Des intervenants ayant pris part, dimanche, à un colloque national tenu à l’Université d’Oran 2 Mohamed-Benahmed ont mis en exergue la nécessité de consolider le commerce intra-africain et d’exploiter pleinement les possibilités offertes par la Zone de libre-échange continentale africaine (ZLECAf), perçue comme un instrument stratégique au service de la diversification de l’économie nationale.
Par Saïd Slimani
Cette manifestation scientifique, initiée par le laboratoire « Tendances et nouveaux défis des politiques de développement en Algérie », relevant de la Faculté des sciences économiques, commerciales et des sciences de gestion, sous le thème « Le commerce intra-africain et son rôle dans la diversification de l’économie algérienne », s’inscrit dans une réflexion visant à identifier les moyens susceptibles de renforcer l’intégration de l’Algérie au marché africain et de mettre à profit sa situation géographique en tant que passerelle vers le continent.
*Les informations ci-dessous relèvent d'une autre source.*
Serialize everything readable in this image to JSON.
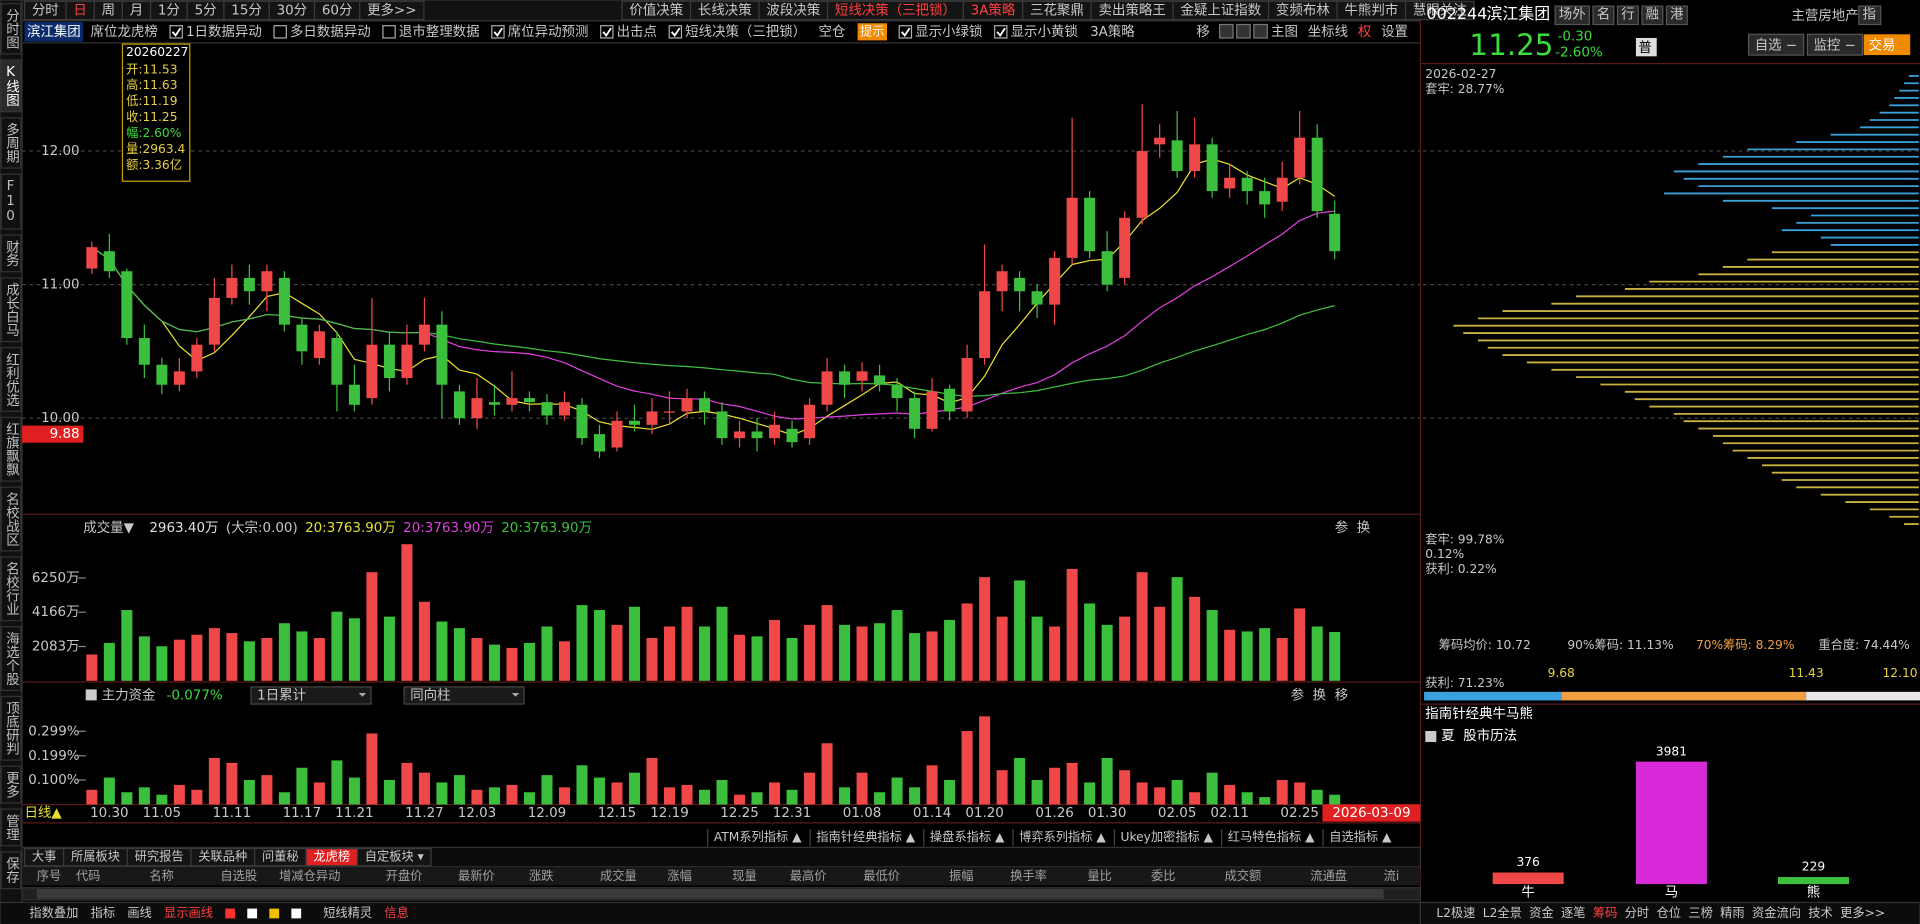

Le président du colloque, le docteur Benguendouz Hocine, a affirmé que le commerce intra-africain constitue désormais un enjeu stratégique étroitement lié à l’avenir de la souveraineté économique du continent. Il a souligné que le succès de la quatrième édition de la Foire commerciale intra-africaine, accueillie par l’Algérie en septembre 2025, témoigne de l’engagement du pays en faveur du renforcement de l’intégration économique africaine.
Il a également estimé que l’édification d’un marché africain intégré s’impose aujourd’hui comme une nécessité dictée par les mutations économiques mondiales, appelant à accélérer le développement des infrastructures et à concrétiser les accords d’intégration économique conclus entre les États africains.
Pour sa part, le directeur du laboratoire « Tendances et nouveaux défis des politiques de développement en Algérie » et coordinateur général du colloque, le docteur El-Houari Belhacen, a indiqué qu’une application intégrale de la ZLECAf pourrait accroître les échanges commerciaux intra-africains jusqu’à 45 %, ouvrant ainsi des perspectives prometteuses pour le développement des industries de transformation et la diversification de l’économie algérienne.
Le professeur Abdeslam Makhloufi, de l’Université de Béchar, a expliqué que l’Algérie adopte une approche renouvelée visant à faire des frontières sud des espaces d’intégration économique à travers la réalisation de projets structurants, à l’image de la route transsaharienne et de la ligne ferroviaire Béchar-Tindouf-Gara Djebilet, ainsi que par la création de zones logistiques. Il a précisé que les corridors économiques deviennent progressivement des espaces générateurs de valeur ajoutée, d’investissement et de production.
De son côté, le président du Conseil d’affaires algéro-mauritanien, El Ghazi Youssef, a souligné l’apport de la convention de transport international « TIR » dans la facilitation des échanges commerciaux. Il a estimé que le poste frontalier économique algéro-mauritanien et la zone franche de Tindouf sont en mesure de faire de l’Algérie une plateforme logistique reliant le bassin méditerranéen aux marchés de l’Afrique de l’Ouest.
Ce colloque a rassemblé des enseignants-chercheurs, des experts ainsi que des représentants d’organismes économiques. Les débats ont porté sur les mécanismes de financement et de facilitation des échanges, les infrastructures, la numérisation, ainsi que sur les défis associés au processus d’intégration économique du continent africain.